Related Work & Insights¶
- vs Neural Haircut: Prior work to this paper, which uses NeuS + Chamfer loss for hair strand reconstruction. This paper replaces two key components (orientation map lifting and differentiable rendering) with Strand-aligned Gaussians, achieving a 10× speedup and improved quality.
- vs GaussianHair (Luo et al.): Concurrent work that also uses 3DGS for hair reconstruction but requires a controlled studio capture environment. This paper supports unconstrained capture and introduces a camera optimization scheme.

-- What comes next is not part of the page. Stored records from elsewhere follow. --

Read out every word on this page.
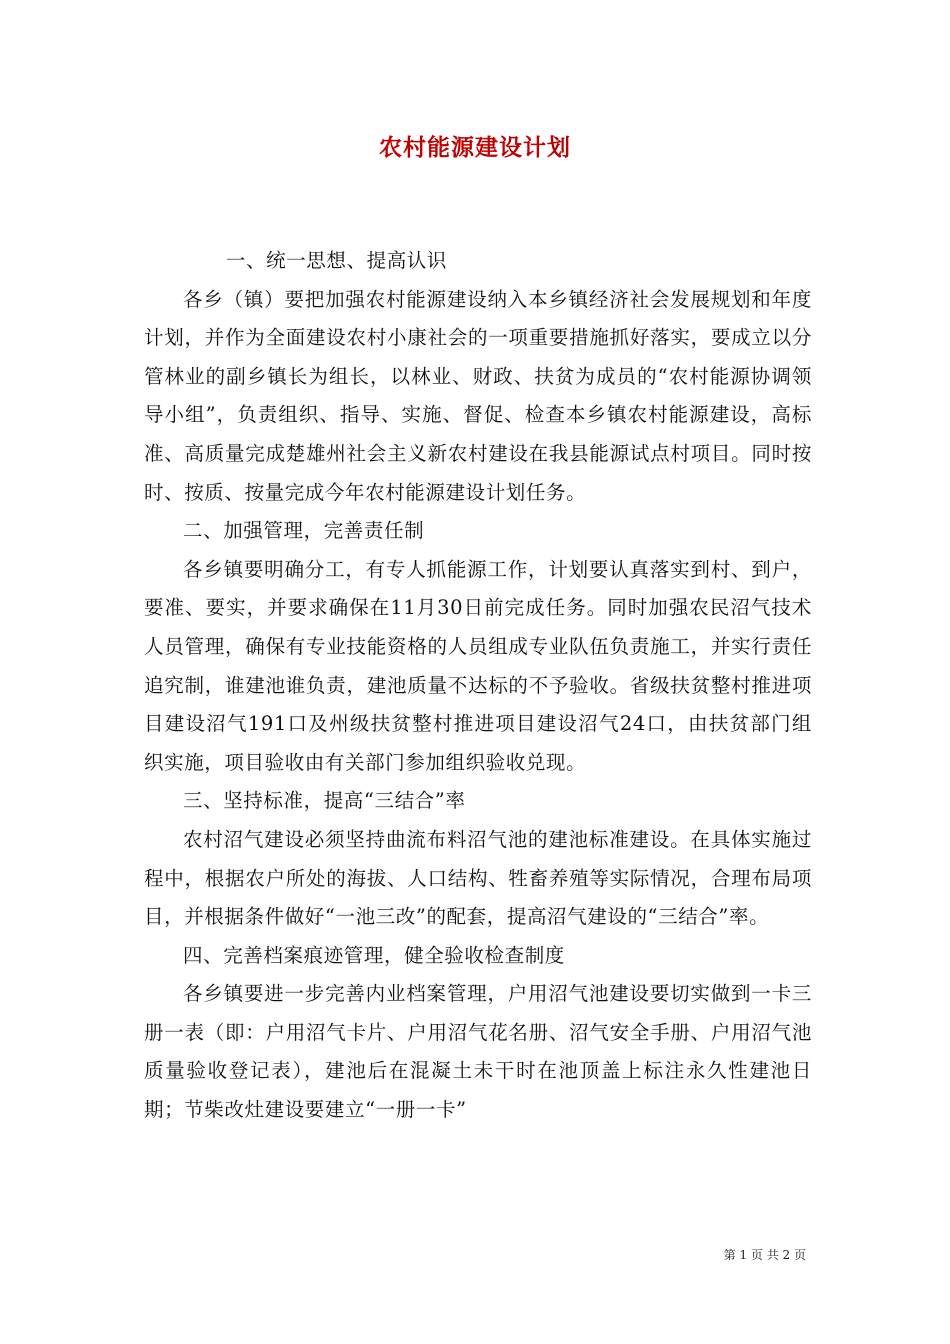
农村能源建设计划

一、统一思想、提高认识

各乡（镇）要把加强农村能源建设纳入本乡镇经济社会发展规划和年度计划，并作为全面建设农村小康社会的一项重要措施抓好落实，要成立以分管林业的副乡镇长为组长，以林业、财政、扶贫为成员的“农村能源协调领导小组”，负责组织、指导、实施、督促、检查本乡镇农村能源建设，高标准、高质量完成楚雄州社会主义新农村建设在我县能源试点村项目。同时按时、按质、按量完成今年农村能源建设计划任务。

二、加强管理，完善责任制

各乡镇要明确分工，有专人抓能源工作，计划要认真落实到村、到户，要准、要实，并要求确保在11月30日前完成任务。同时加强农民沼气技术人员管理，确保有专业技能资格的人员组成专业队伍负责施工，并实行责任追究制，谁建池谁负责，建池质量不达标的不予验收。省级扶贫整村推进项目建设沼气191口及州级扶贫整村推进项目建设沼气24口，由扶贫部门组织实施，项目验收由有关部门参加组织验收兑现。

三、坚持标准，提高“三结合”率

农村沼气建设必须坚持曲流布料沼气池的建池标准建设。在具体实施过程中，根据农户所处的海拔、人口结构、牲畜养殖等实际情况，合理布局项目，并根据条件做好“一池三改”的配套，提高沼气建设的“三结合”率。

四、完善档案痕迹管理，健全验收检查制度

各乡镇要进一步完善内业档案管理，户用沼气池建设要切实做到一卡三册一表（即：户用沼气卡片、户用沼气花名册、沼气安全手册、户用沼气池质量验收登记表），建池后在混凝土未干时在池顶盖上标注永久性建池日期；节柴改灶建设要建立“一册一卡”

第 1 页 共 2 页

- vs Neural Strands (Rosu et al.): Provides the hair encoder-decoder prior used in this paper. The contribution of this paper lies in combining it with 3DGS to improve reconstruction accuracy and speed.
- Insights: The design paradigm of strand-aligned Gaussians—binding Gaussian primitives to structured geometric primitives—can be extended to scenarios requiring structured representations, such as tree modeling and pipeline reconstruction.
Rating¶
- Novelty: ⭐⭐⭐⭐⭐ Strand-aligned Gaussians is a highly original representation method that cleverly unifies two seemingly incompatible paradigms.
- Experimental Thoroughness: ⭐⭐⭐⭐ Evaluation on both real and synthetic scenes is comprehensive with ablations covering all components, but quantitative metrics are limited (mainly angular error of orientation).
- Writing Quality: ⭐⭐⭐⭐⭐ Precise problem definition, clear methodological intuition, and extremely high-quality figures.
- Value: ⭐⭐⭐⭐⭐ First to achieve high-quality hair reconstruction directly usable in graphics engines, holding direct value for digital human and film industries.